Around 66,349 are pending in the Supreme Court as of December 2013. In this scenario, it is no surprise that arbitration is increasingly emerging as the most effective and favoured method of settling high-stake commercial disputes. As companies are wary of litigation in India because of the endemic delays and expensive court battles, well-drafted arbitration clauses are now becoming integral part of contracts between corporates.

This alternate dispute resolution (ADR) mechanism is not only less expensive but also results in a prompt settlement of disputes compared to courts and further chances of litigation are minimised as it is through mutual consent. But even with this growing faith in arbitration throughout the world, India is yet to emerge as a destination for resolving foreign disputes. The current dispute resolution system in India is time-consuming, antique and cumbersome. As a result, even most of the Indian companies are increasingly preferring foreign venues for resolving of differences. Even the Supreme Court has backed dispute resolution on foreign shores. Last week, it allowed a dispute over the Board of Control for Cricket in India?s media rights between World Sport Group (Mauritius) and MSM Satellite (Singapore) to be decided by the Singapore-based International Chamber of Commerce (ICC).

The dispute between the Tata Industries and the AV Birla Group over Idea Cellular was also referred to the apex court-appointed arbitral tribunal in 2008. Even Mukesh Ambani-led Reliance Industries is seeking appointment of an umpire arbitrator from a foreign country to preside over an arbitral tribunal set up to resolve differences with the petroleum ministry over cost recovery for developing the KG-D6 gas field off the coast of Andhra Pradesh.

The most popular arbitral institutions are based outside India. The Singapore International Arbitration Centre and Industrial Arbitration Court, Singapore topped the list, closely followed by the International Chamber of Commerce and London Court of International Arbitration.

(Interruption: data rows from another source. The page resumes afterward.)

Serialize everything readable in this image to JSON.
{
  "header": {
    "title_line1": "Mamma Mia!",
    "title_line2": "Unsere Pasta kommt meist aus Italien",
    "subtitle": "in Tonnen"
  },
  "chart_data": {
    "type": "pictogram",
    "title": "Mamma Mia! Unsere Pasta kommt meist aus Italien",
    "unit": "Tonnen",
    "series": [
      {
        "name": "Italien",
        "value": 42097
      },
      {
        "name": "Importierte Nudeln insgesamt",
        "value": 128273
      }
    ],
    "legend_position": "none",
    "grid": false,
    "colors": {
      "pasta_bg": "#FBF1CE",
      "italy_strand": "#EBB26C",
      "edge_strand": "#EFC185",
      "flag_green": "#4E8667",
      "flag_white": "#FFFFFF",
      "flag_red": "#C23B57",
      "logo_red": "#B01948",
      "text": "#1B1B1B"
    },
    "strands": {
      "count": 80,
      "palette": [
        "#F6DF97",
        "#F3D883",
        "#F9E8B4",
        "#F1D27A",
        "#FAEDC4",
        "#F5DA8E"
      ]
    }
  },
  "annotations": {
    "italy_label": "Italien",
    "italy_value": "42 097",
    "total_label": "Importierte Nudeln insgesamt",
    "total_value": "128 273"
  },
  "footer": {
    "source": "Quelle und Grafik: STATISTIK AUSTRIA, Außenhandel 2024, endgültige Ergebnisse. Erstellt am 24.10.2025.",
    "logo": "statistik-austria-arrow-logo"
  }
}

The disadvantages of an arbitration in India are: lack of a pool of trained arbitrators; tendency to conduct arbitrations like court proceedings; courts? ongoing struggle with relinquishing control and giving primacy to the arbitral process and the absence of strong domestic arbitration institutions. The tendency of courts to supervise the process and even overturn the arbitral awards goes against the spirit of the new Arbitration and Conciliation Act, 1996, based on the modern UNCITRAL Model Law, which provides for maximum judicial support of arbitration and minimal intervention.

Absence of credible and efficient Indian arbitral institutions is also a major drawback. Lack of ability on part of retired judges to work in sync with the best practices of international commercial arbitration is a big issue.

With economic liberalisation in full swing, there is a need to provide with fast track arbitration. To plug this gap, the courts need to take a less interventionist approach towards arbitrations.

While drafting, arbitration agreements must clearly reflect the intention of the parties. Well-drafted arbitration clauses are not only advisable, but necessary. Law firms need to strengthen themselves in this area by engaging domain experts. Also world-class arbitration centres or institutions, which will have readily available, impartial and reliable expert panel of arbitrators at competitive rates, will enhance the credibility of robust arbitration mechanism and attract faith of global companies as well.

Less preference should be given to appointing lawyers mastering court-craft techniques as more meaningful negotiators and mediators are needed.

To make India a compelling choice for the conduct of international arbitration, let there be only one court to scrutinise the arbitrators award, otherwise parties would avoid giving finality to the arbitral awards. In this regard, the present arbitration law may be suitably amended so as to have clear provisions to mitigate all the drawbacks in the implementation of the ADR mechanism in India. Of course, the role of bar in successful implementation of the real alternative to court proceedings in commercial matters cannot be denied.